Lucian Tapiedi (c. 1921 – 1942) was a Papuan Anglican teacher who was one of the Martyrs of New Guinea. The Martyrs were eight Anglican clergy, teachers, and medical missionaries killed by the Japanese in 1942 (a total of 333 church workers of all denominations were killed during the invasion).

==Early life==
Tapiedi was born around 1921, "the nephew of a suspected sorcerer of Taupota village in Milne Bay district", on the north coast of Papua, and was educated at mission schools, where he was influenced by Nita Inman, the schoolteacher, and the Reverend Edwin Nuagoro, a Papuan priest. In 1939, he entered St Aidan's Teacher Training College at Dogura and in 1941 he became part of the staff at Sangara as a teacher and evangelist.

==Death==
On 4 January 1942 the Japanese initiated the invasion of Papua New Guinea with the Battle of Rabaul. The Anglican Bishop of New Guinea (then a diocese of the ecclesiastical Province of Queensland), Philip Strong, instructed most Anglican missionaries to remain at their posts despite the likely danger:

If we all left, it would take years for the Church to recover from our betrayal of our trust. If we remain — and even if the worst came to the worst and we were all to perish in remaining — the Church would not perish, for there would have been no breach of trust in its walls, but its foundations and structure would have received added strength for the future building by our faithfulness unto death.

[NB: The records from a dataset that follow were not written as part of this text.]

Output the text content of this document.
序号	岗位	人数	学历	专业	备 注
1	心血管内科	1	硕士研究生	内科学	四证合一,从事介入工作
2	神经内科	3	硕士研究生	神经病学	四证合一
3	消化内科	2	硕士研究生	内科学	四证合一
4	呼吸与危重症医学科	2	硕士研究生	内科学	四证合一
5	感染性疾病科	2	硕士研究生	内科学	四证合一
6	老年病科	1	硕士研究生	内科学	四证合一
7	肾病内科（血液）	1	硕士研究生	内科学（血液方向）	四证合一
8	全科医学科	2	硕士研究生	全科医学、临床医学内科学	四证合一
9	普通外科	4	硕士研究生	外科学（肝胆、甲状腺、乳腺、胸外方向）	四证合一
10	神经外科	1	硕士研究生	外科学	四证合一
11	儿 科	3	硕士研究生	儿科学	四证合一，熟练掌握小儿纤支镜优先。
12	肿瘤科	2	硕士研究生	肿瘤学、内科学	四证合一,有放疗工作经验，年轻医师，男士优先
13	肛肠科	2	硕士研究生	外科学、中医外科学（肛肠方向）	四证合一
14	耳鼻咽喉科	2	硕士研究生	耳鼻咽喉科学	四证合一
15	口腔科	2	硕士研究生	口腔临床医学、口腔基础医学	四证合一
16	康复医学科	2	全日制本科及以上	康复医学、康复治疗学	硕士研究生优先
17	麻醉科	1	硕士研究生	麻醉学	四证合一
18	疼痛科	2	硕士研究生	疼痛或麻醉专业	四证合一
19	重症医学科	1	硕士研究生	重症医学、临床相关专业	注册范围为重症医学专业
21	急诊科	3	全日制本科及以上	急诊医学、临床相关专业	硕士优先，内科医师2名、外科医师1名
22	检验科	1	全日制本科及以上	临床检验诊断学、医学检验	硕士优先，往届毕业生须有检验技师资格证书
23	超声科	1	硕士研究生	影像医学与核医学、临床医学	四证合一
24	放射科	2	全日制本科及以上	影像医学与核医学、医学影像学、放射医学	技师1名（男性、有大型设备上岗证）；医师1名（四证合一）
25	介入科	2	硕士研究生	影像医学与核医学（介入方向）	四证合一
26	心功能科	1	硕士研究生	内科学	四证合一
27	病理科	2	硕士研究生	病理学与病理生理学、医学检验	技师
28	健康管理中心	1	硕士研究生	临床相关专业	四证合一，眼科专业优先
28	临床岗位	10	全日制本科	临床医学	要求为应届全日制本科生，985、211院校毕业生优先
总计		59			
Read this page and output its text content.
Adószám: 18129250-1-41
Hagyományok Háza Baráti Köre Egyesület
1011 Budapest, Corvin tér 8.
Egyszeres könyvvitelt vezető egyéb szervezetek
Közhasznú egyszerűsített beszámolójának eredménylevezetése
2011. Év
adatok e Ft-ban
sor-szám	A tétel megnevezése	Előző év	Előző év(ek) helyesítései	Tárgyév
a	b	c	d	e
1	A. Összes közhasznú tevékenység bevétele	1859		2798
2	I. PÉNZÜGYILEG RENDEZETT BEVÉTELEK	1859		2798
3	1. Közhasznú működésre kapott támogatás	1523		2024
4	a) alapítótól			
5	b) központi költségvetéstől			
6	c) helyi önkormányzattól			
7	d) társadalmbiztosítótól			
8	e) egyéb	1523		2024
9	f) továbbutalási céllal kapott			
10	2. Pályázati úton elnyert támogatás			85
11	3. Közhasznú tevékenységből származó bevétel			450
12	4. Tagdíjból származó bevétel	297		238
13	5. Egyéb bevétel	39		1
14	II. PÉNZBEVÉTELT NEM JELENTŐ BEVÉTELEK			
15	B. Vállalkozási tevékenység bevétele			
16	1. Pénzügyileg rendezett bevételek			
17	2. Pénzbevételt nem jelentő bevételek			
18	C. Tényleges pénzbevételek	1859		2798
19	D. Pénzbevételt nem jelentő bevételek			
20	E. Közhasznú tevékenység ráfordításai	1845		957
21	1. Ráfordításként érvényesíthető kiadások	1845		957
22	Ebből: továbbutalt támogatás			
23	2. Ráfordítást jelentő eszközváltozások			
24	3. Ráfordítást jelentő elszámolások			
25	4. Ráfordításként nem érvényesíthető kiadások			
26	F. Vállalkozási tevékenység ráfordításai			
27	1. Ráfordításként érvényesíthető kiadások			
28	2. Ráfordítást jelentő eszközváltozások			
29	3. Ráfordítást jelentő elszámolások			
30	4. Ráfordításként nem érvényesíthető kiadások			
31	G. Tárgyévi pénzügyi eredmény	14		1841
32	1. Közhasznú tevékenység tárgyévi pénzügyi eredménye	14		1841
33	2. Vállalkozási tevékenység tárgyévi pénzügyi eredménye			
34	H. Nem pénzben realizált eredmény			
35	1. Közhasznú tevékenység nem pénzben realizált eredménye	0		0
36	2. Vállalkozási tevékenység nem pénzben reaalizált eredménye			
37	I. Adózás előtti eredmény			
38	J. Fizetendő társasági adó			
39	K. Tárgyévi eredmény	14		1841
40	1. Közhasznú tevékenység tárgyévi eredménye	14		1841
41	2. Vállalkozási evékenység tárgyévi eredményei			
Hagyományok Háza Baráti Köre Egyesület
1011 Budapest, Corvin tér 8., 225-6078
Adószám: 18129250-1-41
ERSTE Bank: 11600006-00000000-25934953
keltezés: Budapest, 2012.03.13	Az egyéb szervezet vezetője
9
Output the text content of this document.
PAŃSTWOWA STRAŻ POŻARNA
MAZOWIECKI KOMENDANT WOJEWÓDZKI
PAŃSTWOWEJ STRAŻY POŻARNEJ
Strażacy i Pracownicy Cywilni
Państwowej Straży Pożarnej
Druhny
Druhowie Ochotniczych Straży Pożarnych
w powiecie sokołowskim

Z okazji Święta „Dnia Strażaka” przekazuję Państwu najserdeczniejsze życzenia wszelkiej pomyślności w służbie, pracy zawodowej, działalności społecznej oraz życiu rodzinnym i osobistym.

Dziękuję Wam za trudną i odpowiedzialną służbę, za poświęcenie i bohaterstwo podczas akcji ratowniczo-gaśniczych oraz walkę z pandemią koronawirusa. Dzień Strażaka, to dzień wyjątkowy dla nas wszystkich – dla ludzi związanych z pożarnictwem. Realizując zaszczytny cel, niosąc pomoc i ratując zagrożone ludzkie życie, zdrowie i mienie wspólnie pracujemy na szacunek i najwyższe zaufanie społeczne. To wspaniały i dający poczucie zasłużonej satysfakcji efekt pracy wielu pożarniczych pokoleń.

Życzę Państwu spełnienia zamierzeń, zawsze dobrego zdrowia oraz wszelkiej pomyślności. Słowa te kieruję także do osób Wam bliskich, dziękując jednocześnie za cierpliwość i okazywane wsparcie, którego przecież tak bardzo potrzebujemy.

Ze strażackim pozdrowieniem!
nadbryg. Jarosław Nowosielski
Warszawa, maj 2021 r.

Tapiedi and 10 others, evading the Japanese, came to a village inhabited by the Orokaiva people, and found themselves escorted away by men of that tribe. A man named Hivijapa killed Tapiedi with an axe near a stream by Kurumbo village. The remainder of the group perished soon after; six of them were beheaded by the Japanese on Buna beach.
Another source says Tapiedi was "axed to death by the natives after he had returned to retrieve the station records box and some money."

==Legacy==
His killer, taking the name Hivijapa Lucian, later converted to Christianity. He built a church dedicated to the memory of his victim, which grew to a diocesan center. However, the original building at Higatury was destroyed when Mount Lamington erupted on 21 January 1951 during a diocesan meeting, with considerable loss of life, so the church and center were rebuilt at Popondetta. Another church taking Lucian Tapiedi as its patronal saint is St Lucian's Six Mile in the Six Mile settlement of Port Moresby, north of Jacksons International Airport.

Tapiedi's grave is at Sangara station.

In 1998 a statue of Tapiedi was installed with nine other 20th-century Christian martyrs over the west door of Westminster Abbey in London. In attendance were members of Tapiedi's family, along with the Archbishop of Canterbury and Queen Elizabeth II.

==Veneration==
The Martyrs of New Guinea are honored with memorial and feast days on the calendars of many churches including the Anglican Communion.